Round Two, Part Two:  We were called over to Scruffy's station to continue the application process.  At this point the fax has been received and we think we are all good to go.  Not so fast... turns out that Harrison's vision didn't quite make the grade, and so we needed to take a form to his eye doctor for completion.  I am ready to go postal on someone at this point.  And I probably should have made sure that I got the eye doc to fill out the vision exam statement a month ago, but again, the info on the website wasn't 100% clear about needing the doctor's statement.  I made sure to ask about the school board form before we left though.  Last thing I need is to come back with the doctor's statement but have them reject us because *gasp* the seal on that envelope has been broken!!!!  But thankfully Supervisor had already signed and initialed that form, so we were hopeful that Scruffy's assurance that it would be alright was true.

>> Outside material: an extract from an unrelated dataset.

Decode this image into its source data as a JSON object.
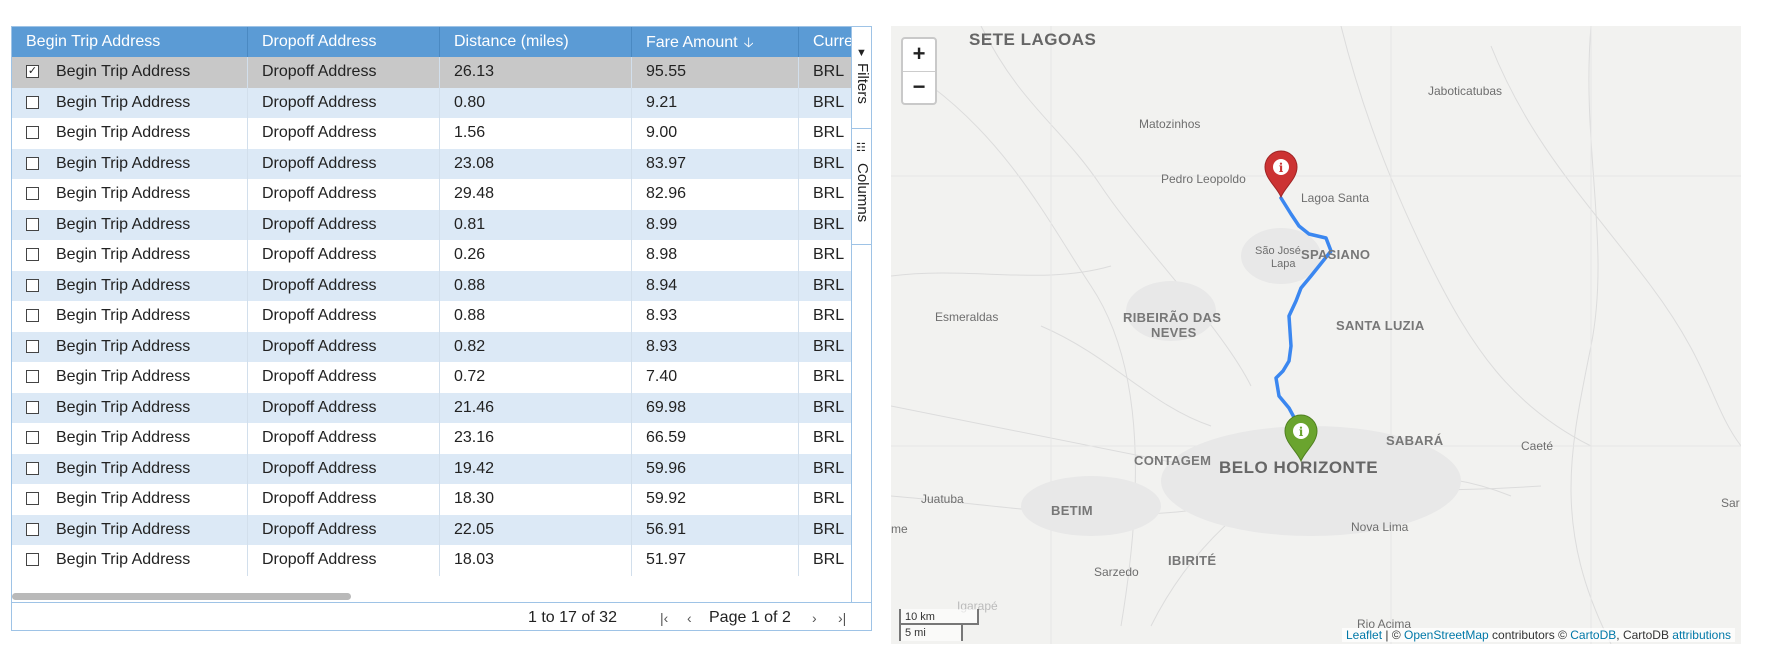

Round Three:  On Wednesday morning, we stopped at the eye doctor's office and waited for the vision exam statement to be signed, then headed back to MVA and hoped for the best.  Another wait in a long line.  Yet another robot at the guard desk.  She reluctantly gave us one of the coveted deli counter tickets so we could wait our turn.  At long last, we were called to Station 11, where the one MVA staffer with a pleasant voice and demeanor was on duty.  (I had told Harrison I would buy him lunch if he could spot an MVA employee smiling - I paid up)  All our paperwork was in order - yay!  So he got his picture taken.  Ironically perhaps, there was a little note taped to the camera reminding licensees to "Smile!" for their picture.  Although I only noticed this at the nice lady's station, not at any of the others.  Then Harrison had to go into the exam room to take his knowledge test.  I used that wait time to fill out the customer survey regarding our experience at MVA.  Mwaaahaaaahaaaa.  He came out having passed with flying colors, and with another deli counter ticket to wait for the prvilege of paying the bill.  Much longer wait than any up until that point.  But finally it was done.  And that very nice lady at Station 11 smiled and said "Congratulations" when she finally handed him the completed permit card.

So now the hard part is over. 

Except for teaching him to drive, that is.

Be afraid. This guy has a Learners Permit.

Be afraid.  Be very afraid. 


burttbunch said...

That is way to much for me! I would have gone postal! They make things more difficult that it really need to be! Glad it all was worked out and now the hard part....actually teaching him to drive!!!! LOL Hopefully your foot does get sore from the fake brake...LOL

CrossView said...

I just love bureaucracy! =/

You handled it much better than I would have, I'm afraid.

Congrats to the new driver!

Tom said...

Is it wrong that I found the entire story hilarious?